I should also add that red flags should go off for anyone who cites Ehrman as a reliable source for Jesus’ burial. His arguments against its historicity have been widely rejected. Most continue to find the burial by Joseph of Arimethea and the empty tomb plausible. But what’s really damning is the following.

  1. Ehrman’s book is aimed at the Barnes and Noble crowd. It is not academic in nature.
  2. He pretty much recycles the arguments of Crossan from the 90s… which most scholars also rejected at the time. His argument only works if you assume from the outset that there is no historical data for the crucifxion and the evangelists were making stuff up.
  3. He doesn’t interact with scholars who have written on the subject since Crossan. This is telling, since said scholars all all vastly more informed on the subject, go into much more depth, and all contradict him.
  4. He doesn’t understand the charges against Jesus have to be nuanced (no high treason).
  5. He misreads ancient sources on Jewish burial customs and why most people think the Romans made allowances for the Jews. Instead he takes what happens outside of 1st century Palestine and reads it in to what he think should have happened.
  6. He ignores the archaeological evidence. There were a variety of punishments deemed crucifixion, these wouldn’t leave traces, and the fact that we do have evidence of in favor of tomb burials for criminals but not the opposite is telling.
  7. Outside of skeptics on the internet, Ehrman’s arguments have been ignored because of 1-6. People who are familiar with scholarly discussion on the subject would know this and wouldn’t cite him if they wanted to be taken seriously.

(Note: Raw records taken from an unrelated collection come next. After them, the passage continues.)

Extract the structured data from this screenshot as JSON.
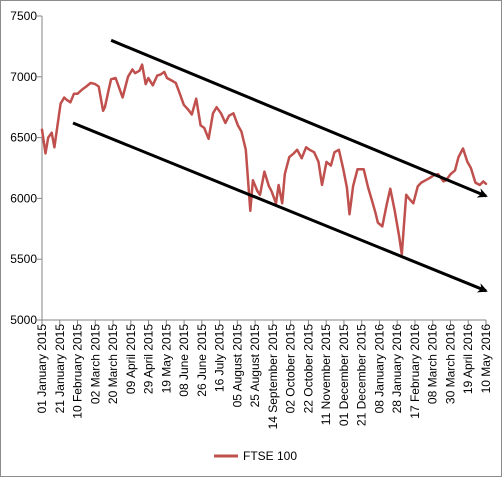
{
  "chart_data": {
    "type": "line",
    "title": "",
    "xlabel": "",
    "ylabel": "",
    "ylim": [
      5000,
      7500
    ],
    "yticks": [
      5000,
      5500,
      6000,
      6500,
      7000,
      7500
    ],
    "ytick_labels": [
      "5000",
      "5500",
      "6000",
      "6500",
      "7000",
      "7500"
    ],
    "grid": false,
    "legend_position": "bottom",
    "xtick_labels": [
      "01 January 2015",
      "21 January 2015",
      "10 February 2015",
      "02 March 2015",
      "20 March 2015",
      "09 April 2015",
      "29 April 2015",
      "19 May 2015",
      "08 June 2015",
      "26 June 2015",
      "16 July 2015",
      "05 August 2015",
      "25 August 2015",
      "14 September 2015",
      "02 October 2015",
      "22 October 2015",
      "11 November 2015",
      "01 December 2015",
      "21 December 2015",
      "08 January 2016",
      "28 January 2016",
      "17 February 2016",
      "08 March 2016",
      "30 March 2016",
      "19 April 2016",
      "10 May 2016"
    ],
    "series": [
      {
        "name": "FTSE 100",
        "color": "#c0504d",
        "x": [
          "2015-01-01",
          "2015-01-05",
          "2015-01-08",
          "2015-01-12",
          "2015-01-15",
          "2015-01-19",
          "2015-01-22",
          "2015-01-26",
          "2015-01-29",
          "2015-02-02",
          "2015-02-06",
          "2015-02-10",
          "2015-02-16",
          "2015-02-20",
          "2015-02-25",
          "2015-03-02",
          "2015-03-06",
          "2015-03-11",
          "2015-03-13",
          "2015-03-18",
          "2015-03-20",
          "2015-03-25",
          "2015-03-30",
          "2015-04-02",
          "2015-04-08",
          "2015-04-13",
          "2015-04-16",
          "2015-04-21",
          "2015-04-24",
          "2015-04-28",
          "2015-05-01",
          "2015-05-06",
          "2015-05-11",
          "2015-05-15",
          "2015-05-19",
          "2015-05-22",
          "2015-05-27",
          "2015-06-01",
          "2015-06-05",
          "2015-06-10",
          "2015-06-15",
          "2015-06-19",
          "2015-06-24",
          "2015-06-29",
          "2015-07-03",
          "2015-07-08",
          "2015-07-13",
          "2015-07-17",
          "2015-07-22",
          "2015-07-27",
          "2015-07-31",
          "2015-08-05",
          "2015-08-10",
          "2015-08-14",
          "2015-08-19",
          "2015-08-24",
          "2015-08-27",
          "2015-09-01",
          "2015-09-04",
          "2015-09-09",
          "2015-09-14",
          "2015-09-17",
          "2015-09-22",
          "2015-09-25",
          "2015-09-29",
          "2015-10-02",
          "2015-10-07",
          "2015-10-12",
          "2015-10-16",
          "2015-10-21",
          "2015-10-26",
          "2015-10-30",
          "2015-11-04",
          "2015-11-09",
          "2015-11-13",
          "2015-11-18",
          "2015-11-23",
          "2015-11-27",
          "2015-12-02",
          "2015-12-07",
          "2015-12-11",
          "2015-12-14",
          "2015-12-18",
          "2015-12-23",
          "2015-12-30",
          "2016-01-04",
          "2016-01-08",
          "2016-01-12",
          "2016-01-15",
          "2016-01-20",
          "2016-01-25",
          "2016-01-29",
          "2016-02-03",
          "2016-02-08",
          "2016-02-11",
          "2016-02-16",
          "2016-02-19",
          "2016-02-24",
          "2016-02-29",
          "2016-03-04",
          "2016-03-09",
          "2016-03-14",
          "2016-03-18",
          "2016-03-23",
          "2016-03-29",
          "2016-04-01",
          "2016-04-06",
          "2016-04-11",
          "2016-04-15",
          "2016-04-20",
          "2016-04-25",
          "2016-04-29",
          "2016-05-04",
          "2016-05-09",
          "2016-05-13",
          "2016-05-16"
        ],
        "y": [
          6566,
          6370,
          6500,
          6540,
          6420,
          6630,
          6780,
          6830,
          6810,
          6790,
          6860,
          6860,
          6900,
          6920,
          6950,
          6940,
          6920,
          6720,
          6750,
          6920,
          6980,
          6990,
          6890,
          6830,
          7000,
          7060,
          7030,
          7050,
          7100,
          6940,
          6990,
          6930,
          7010,
          7020,
          7040,
          6990,
          6970,
          6950,
          6870,
          6770,
          6730,
          6690,
          6820,
          6600,
          6580,
          6490,
          6700,
          6750,
          6700,
          6620,
          6680,
          6700,
          6600,
          6550,
          6400,
          5898,
          6150,
          6060,
          6030,
          6220,
          6100,
          6060,
          5960,
          6110,
          5960,
          6200,
          6340,
          6370,
          6400,
          6330,
          6420,
          6400,
          6380,
          6300,
          6110,
          6300,
          6270,
          6380,
          6400,
          6240,
          6090,
          5870,
          6100,
          6240,
          6240,
          6090,
          5990,
          5890,
          5800,
          5770,
          5950,
          6080,
          5900,
          5690,
          5540,
          6030,
          6000,
          5960,
          6100,
          6130,
          6150,
          6170,
          6190,
          6200,
          6140,
          6150,
          6200,
          6230,
          6340,
          6410,
          6300,
          6250,
          6130,
          6110,
          6140,
          6120
        ]
      }
    ],
    "annotations": [
      {
        "type": "arrow",
        "from": [
          "2015-03-20",
          7300
        ],
        "to": [
          "2016-05-16",
          6020
        ]
      },
      {
        "type": "arrow",
        "from": [
          "2015-02-05",
          6620
        ],
        "to": [
          "2016-05-16",
          5240
        ]
      }
    ]
  }
}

Crossan as in Jesus Seminar, right?


Thanks @Freakazoid for this information. Finally we have someone who has some actual experience in NT studies joining this thread. This sort of insight is exactly what I was talking about when I asked @vjtorley earlier:

Knowing that Casey’s view on people standing near a cross is not a consensus opinion of the field completely changes the credibility of Vincent’s inclusion of that as one of his 17 claims. It is telling, though not surprising, that Vincent seems to be unaware of how other professional scholars view Casey’s work on John, or Ehrman on the empty tomb. This only illustrates the pitfalls of trying to make sweeping judgments about a field one is not an expert in.


I should probably give a back up my claim on Ehrman.

Craig Evans says that almost no one follows Ehrman and Crossan in Roman Law and the Burial of Jesus- Matthew and Mark Across Perspectives: Essays in Honour of Stephen C. Barton and William R Telford. He pretty much dismissed Ehrman in a footnote.

Another overview is John Granger Cook, ‘Crucifixion and Burial’, New Testament Studies, 57 (2011), 193–213. Ehrman should had access to this while writing his book but completely ignored it.

And I repeat, I can’t think of any actual published work that agrees with Ehrman.


I don’t know if this matters but what made me distrust Ehrman is the time he said that earliest New Testament writings had 40.000 differences between each other.

Technically true, but what Ehrman ‘failed’ to mention is that those ‘differences’ are difference in spelling and changing certain words so it would be easier to read (since, as we know, language evolves), basically, whatever the differences, the meaning was always same.